10. I change the blending mode of the renders to Hard Light, and use Levels to control how bright and dark things are. By reducing contrast, I reduce the effect. I prefer using levels to opacity since I can control lights and darks and midtones separately. I also mask parts out, blur some things, use dodge/burn, whatever is needed to integrate the parts better. I tend to do these in parts, only one major structure at a time so I can focus on it, then later merge them all back into one layer when done.

11. Since I have all these layers split already, I can easily make a selection from them and I use that to paint a black and white depth map. I use that as a mask for a layer with the sky color, making the distant object recede a lot more. Haze is one of the main tools I have to cheat the scale, so I abuse it.

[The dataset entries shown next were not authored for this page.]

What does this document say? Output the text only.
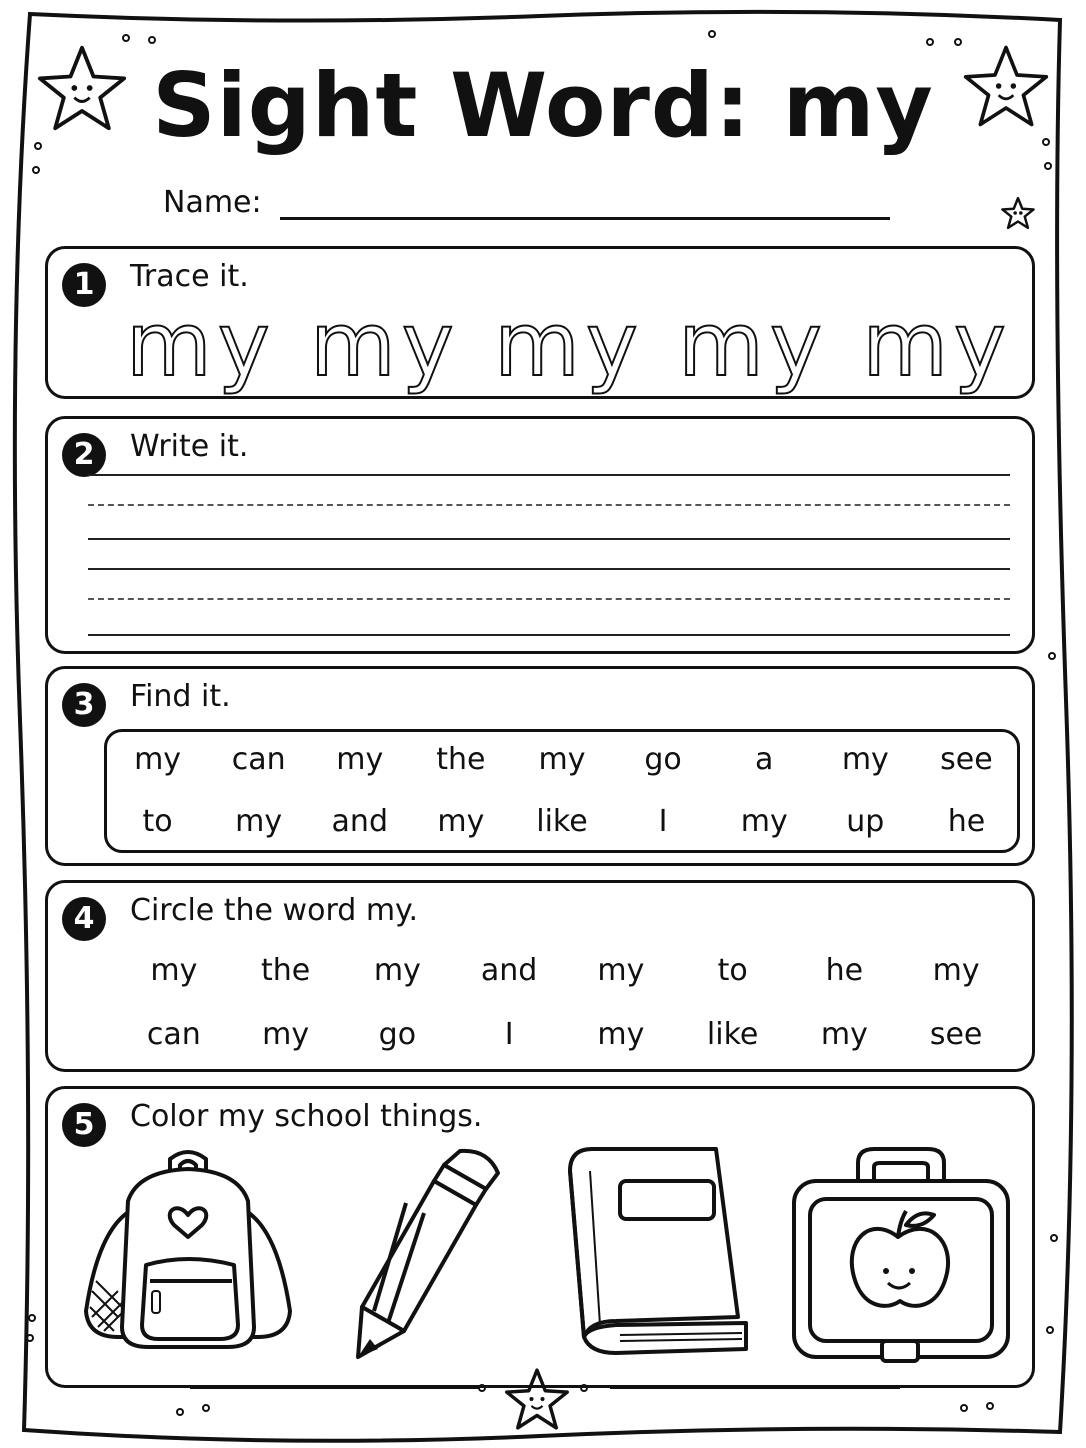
Sight Word: my
Name:
1	Trace it.
my my my my my
2	Write it.
3	Find it.
my	can	my	the	my	go	a	my	see
to	my	and	my	like	I	my	up	he
4	Circle the word my.
my	the	my	and	my	to	he	my
can	my	go	I	my	like	my	see
5	Color my school things.
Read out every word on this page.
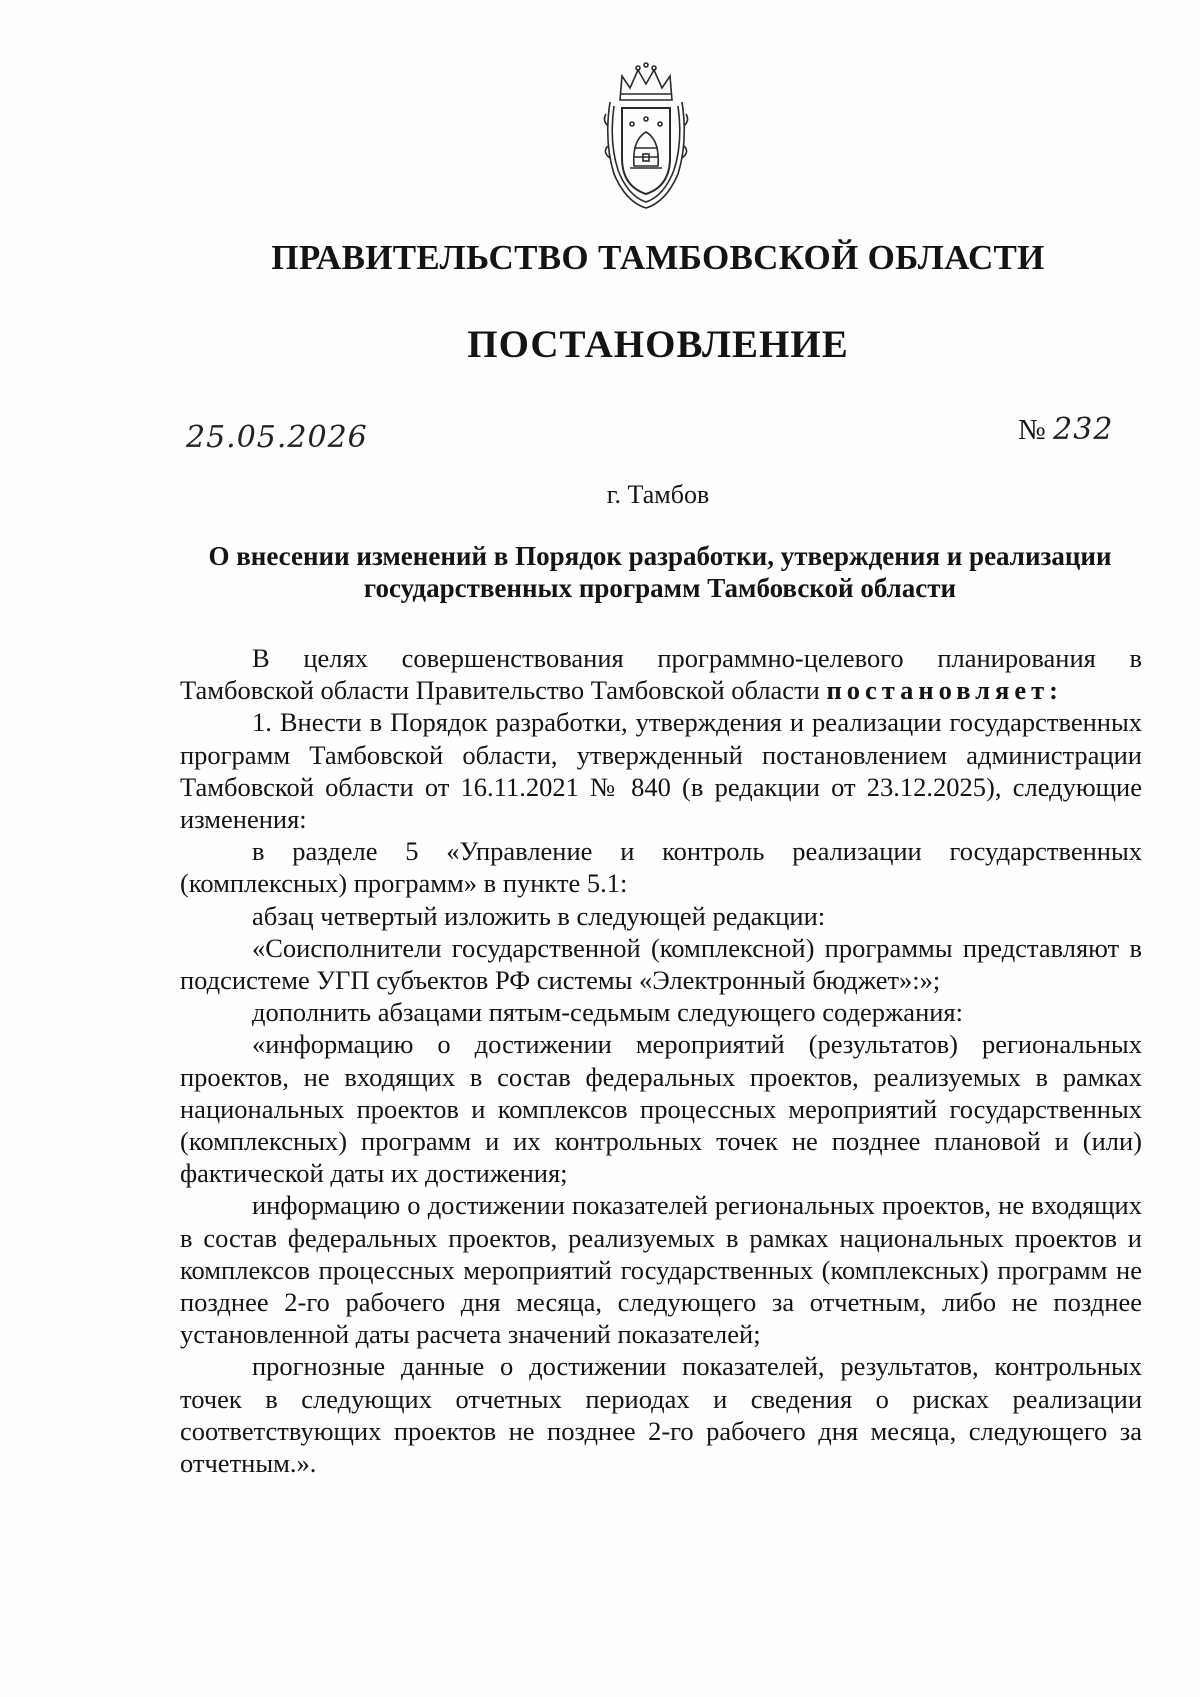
ПРАВИТЕЛЬСТВО ТАМБОВСКОЙ ОБЛАСТИ
ПОСТАНОВЛЕНИЕ
25.05.2026	№ 232
г. Тамбов
О внесении изменений в Порядок разработки, утверждения и реализации
государственных программ Тамбовской области

В целях совершенствования программно-целевого планирования в Тамбовской области Правительство Тамбовской области постановляет:

1. Внести в Порядок разработки, утверждения и реализации государственных программ Тамбовской области, утвержденный постановлением администрации Тамбовской области от 16.11.2021 № 840 (в редакции от 23.12.2025), следующие изменения:

в разделе 5 «Управление и контроль реализации государственных (комплексных) программ» в пункте 5.1:

абзац четвертый изложить в следующей редакции:

«Соисполнители государственной (комплексной) программы представляют в подсистеме УГП субъектов РФ системы «Электронный бюджет»:»;

дополнить абзацами пятым-седьмым следующего содержания:

«информацию о достижении мероприятий (результатов) региональных проектов, не входящих в состав федеральных проектов, реализуемых в рамках национальных проектов и комплексов процессных мероприятий государственных (комплексных) программ и их контрольных точек не позднее плановой и (или) фактической даты их достижения;

информацию о достижении показателей региональных проектов, не входящих в состав федеральных проектов, реализуемых в рамках национальных проектов и комплексов процессных мероприятий государственных (комплексных) программ не позднее 2-го рабочего дня месяца, следующего за отчетным, либо не позднее установленной даты расчета значений показателей;

прогнозные данные о достижении показателей, результатов, контрольных точек в следующих отчетных периодах и сведения о рисках реализации соответствующих проектов не позднее 2-го рабочего дня месяца, следующего за отчетным.».
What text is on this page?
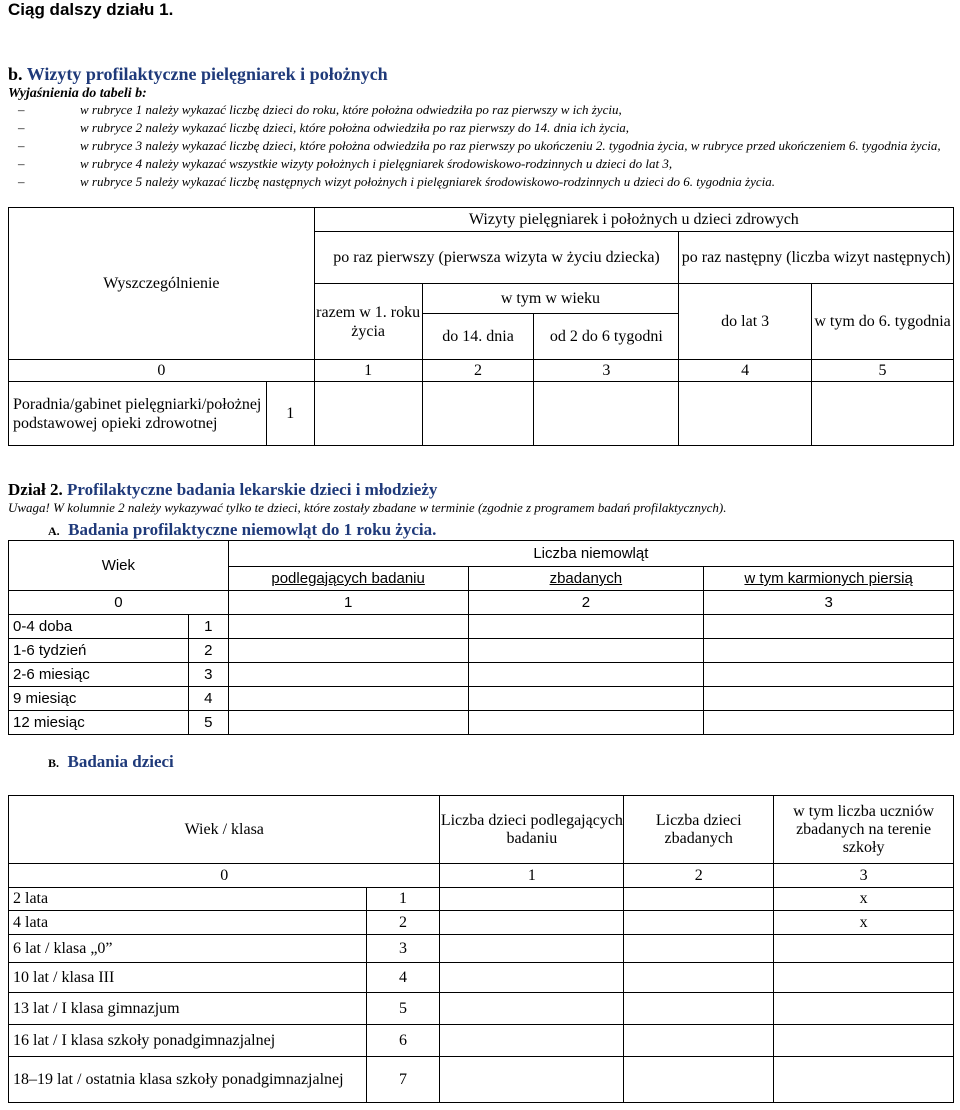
Ciąg dalszy działu 1.
b. Wizyty profilaktyczne pielęgniarek i położnych
Wyjaśnienia do tabeli b:
–	w rubryce 1 należy wykazać liczbę dzieci do roku, które położna odwiedziła po raz pierwszy w ich życiu,
–	w rubryce 2 należy wykazać liczbę dzieci, które położna odwiedziła po raz pierwszy do 14. dnia ich życia,
–	w rubryce 3 należy wykazać liczbę dzieci, które położna odwiedziła po raz pierwszy po ukończeniu 2. tygodnia życia, w rubryce przed ukończeniem 6. tygodnia życia,
–	w rubryce 4 należy wykazać wszystkie wizyty położnych i pielęgniarek środowiskowo-rodzinnych u dzieci do lat 3,
–	w rubryce 5 należy wykazać liczbę następnych wizyt położnych i pielęgniarek środowiskowo-rodzinnych u dzieci do 6. tygodnia życia.
Wyszczególnienie		Wizyty pielęgniarek i położnych u dzieci zdrowych				
		po raz pierwszy (pierwsza wizyta w życiu dziecka)			po raz następny (liczba wizyt następnych)	
		razem w 1. roku życia	w tym w wieku		do lat 3	w tym do 6. tygodnia
			do 14. dnia	od 2 do 6 tygodni		
0		1	2	3	4	5
Poradnia/gabinet pielęgniarki/położnej podstawowej opieki zdrowotnej	1					
Dział 2. Profilaktyczne badania lekarskie dzieci i młodzieży
Uwaga! W kolumnie 2 należy wykazywać tylko te dzieci, które zostały zbadane w terminie (zgodnie z programem badań profilaktycznych).
A. Badania profilaktyczne niemowląt do 1 roku życia.
Wiek		Liczba niemowląt		
		podlegających badaniu	zbadanych	w tym karmionych piersią
0		1	2	3
0-4 doba	1			
1-6 tydzień	2			
2-6 miesiąc	3			
9 miesiąc	4			
12 miesiąc	5			
B. Badania dzieci
Wiek / klasa		Liczba dzieci podlegających badaniu	Liczba dzieci zbadanych	w tym liczba uczniów zbadanych na terenie szkoły
0		1	2	3
2 lata	1			x
4 lata	2			x
6 lat / klasa „0”	3			
10 lat / klasa III	4			
13 lat / I klasa gimnazjum	5			
16 lat / I klasa szkoły ponadgimnazjalnej	6			
18–19 lat / ostatnia klasa szkoły ponadgimnazjalnej	7			
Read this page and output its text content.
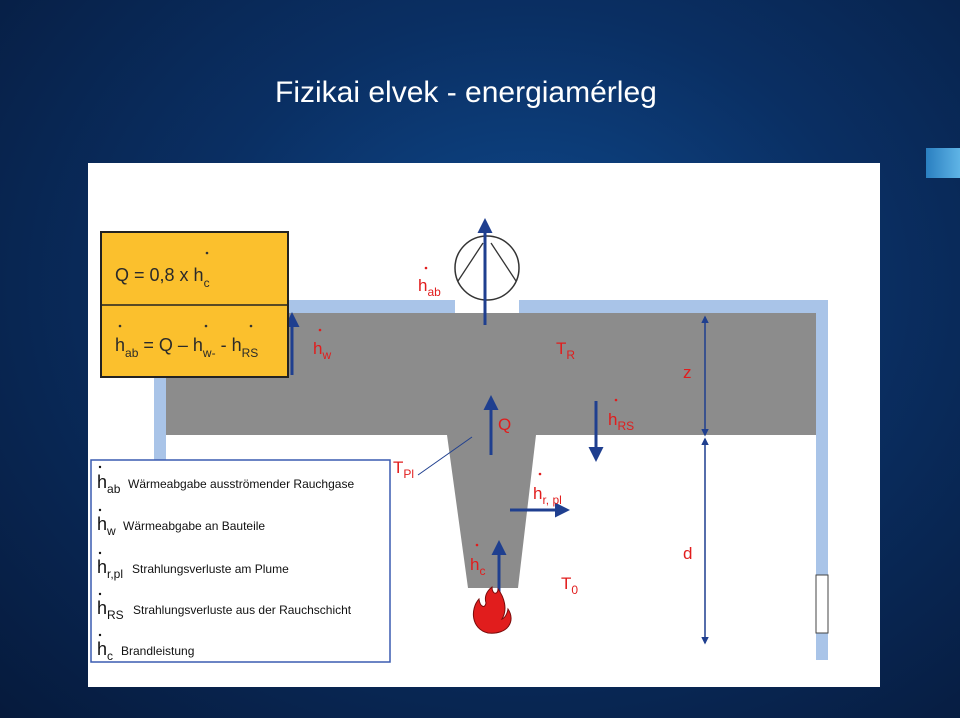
Fizikai elvek - energiamérleg
Q = 0,8 x $h_c$
$h_{ab} = Q - h_{w-} - h_{RS}$
$h_{ab}$
$h_w$	$T_R$
z
$h_{RS}$
Q
$T_{Pl}$
$h_{r, pl}$
d
$h_c$
$T_0$
$h_{ab}$ Wärmeabgabe ausströmender Rauchgase
$h_w$ Wärmeabgabe an Bauteile
$h_{r,pl}$ Strahlungsverluste am Plume
$h_{RS}$ Strahlungsverluste aus der Rauchschicht
$h_c$ Brandleistung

12. I add a lot of light effects, glows and highlights (usually layers in Linear Dodge/Add mode), sometimes I add cast shadows (layers in Multiply mode), and all sorts of noisy effects like snow and dust that hide my mistakes. To get the color, I usually create a LUT (Layers > New Adjustment Layer > Color Lookup), try out all the presets, and then try changing its opacity and blending mode from Normal to Overlay or anything else, just to see the effect. Once I find the mood, I add more LUTs, mix them up, find a combination that pushes what I like, and then tone it down by painting a mask for the LUTs with soft brushes. I also add Levels and Curves layers to increase contrast where I want.

And that’s it! It’s a complicated process, but I enjoy mixing 2D painting, 3D, and photography all in one. I’ll keep working on a few more images for this series.